Przez ostatnie lata Lufthansa „połykała" kolejnych przewoźników - szwajcarskiego Swissa, austriackie Austrian Airlines, belgijskie Brussels Airlines, niemieckie Germanwings. Poprzedni prezes, Wolfgang Mayhuber miał ochotę na polski Lot i włoską Alitalię, ale się mu nie udało w przypadku linii włoskiej, zaś w przypadku Lotu Niemcom zabrakło cierpliwości i polecieli w inną stronę. Teraz Lufthansa szykuje się do wielkiego skoku, bo konkurencja ze strony przewoźników z Bliskiego Wschodu, oraz linii niskokosztowych jest coraz większa i nie da się już powstrzymać ich rozwoju ograniczeniem dostępu na lotniska, czy lepszym serwisem w sytuacji, kiedy trzeba utrzymywać niskie ceny.

Teraz Niemców czeka wielka próba - jak przekonać 120 tysięcy pracowników na całym świecie, że przyszły chude czasy.
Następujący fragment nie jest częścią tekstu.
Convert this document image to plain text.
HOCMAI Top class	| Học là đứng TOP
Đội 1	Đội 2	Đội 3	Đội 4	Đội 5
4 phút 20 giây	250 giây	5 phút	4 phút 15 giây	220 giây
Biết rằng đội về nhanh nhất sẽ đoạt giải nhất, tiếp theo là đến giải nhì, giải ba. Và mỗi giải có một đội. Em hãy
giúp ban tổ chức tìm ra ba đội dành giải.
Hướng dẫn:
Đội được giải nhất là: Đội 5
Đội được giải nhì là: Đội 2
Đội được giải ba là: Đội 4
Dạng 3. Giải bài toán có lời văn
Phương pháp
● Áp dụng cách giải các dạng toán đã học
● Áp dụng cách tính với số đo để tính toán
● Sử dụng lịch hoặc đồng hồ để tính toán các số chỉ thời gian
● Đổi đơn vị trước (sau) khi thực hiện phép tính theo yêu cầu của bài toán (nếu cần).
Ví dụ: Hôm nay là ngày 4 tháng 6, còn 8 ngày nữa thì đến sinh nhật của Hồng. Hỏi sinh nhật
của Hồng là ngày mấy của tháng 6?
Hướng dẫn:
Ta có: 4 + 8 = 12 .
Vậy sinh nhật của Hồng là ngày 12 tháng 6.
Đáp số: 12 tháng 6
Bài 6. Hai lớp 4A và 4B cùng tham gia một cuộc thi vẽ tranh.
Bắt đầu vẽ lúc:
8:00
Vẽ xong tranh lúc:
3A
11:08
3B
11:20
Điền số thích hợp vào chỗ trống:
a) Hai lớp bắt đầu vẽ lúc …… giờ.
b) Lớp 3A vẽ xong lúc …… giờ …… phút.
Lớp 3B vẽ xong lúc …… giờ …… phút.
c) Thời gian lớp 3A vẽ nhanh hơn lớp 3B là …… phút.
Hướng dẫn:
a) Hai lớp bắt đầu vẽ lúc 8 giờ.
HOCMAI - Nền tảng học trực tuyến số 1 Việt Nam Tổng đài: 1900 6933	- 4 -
Pomysł Franza polega między innymi na ograniczeniu zatrudnienia, uproszczeniu procedur administracyjnych, bliższej integracji przewoźników. Na początek ma dojść do integracji w informatyce i zakupach, ale jego plany idą znacznie dalej i tutaj napotyka na silny opór swoich współpracowników. Przy tym, jak sam jeszcze niedawno był prezesem Swissa lubił podkreślać, że szwajcarska linia  nie zmieni swojego narodowego charakteru, podobnie było, kiedy półtora roku temu  Lufthansa kupowała Austriana. W przypadku Swissa zresztą nikt nie ma wątpliwości, że właśnie ta odrębność umożliwiła Szwajcarom odniesienie handlowego sukcesu. Nie brak i analityków z rynku lotniczego,którzy wprawdzie zgadzają się, że integracja generalnie jest dobrym pomysłem, to niekoniecznie wśród linii lotniczych a doprowadzanie do niej na siłę może przynieść wręcz odwrotne skutki.

Ostry kurs na oszczędności wprowadził także skandynawski SAS. Program nowego prezesa linii, Rickarda Gustaffsona w ramach programu 4Excellence i po zwolnieniu 300 pracowników administracyjnych zakłada 149 mln dol. oszczędności tylko z tytułu zmniejszenia zatrudnienia. W ciągu 2 najbliższych lat cięcia wyniosą 754 mln dol. W 2011 roku SAS miał straty w wysokości 250 mln dol.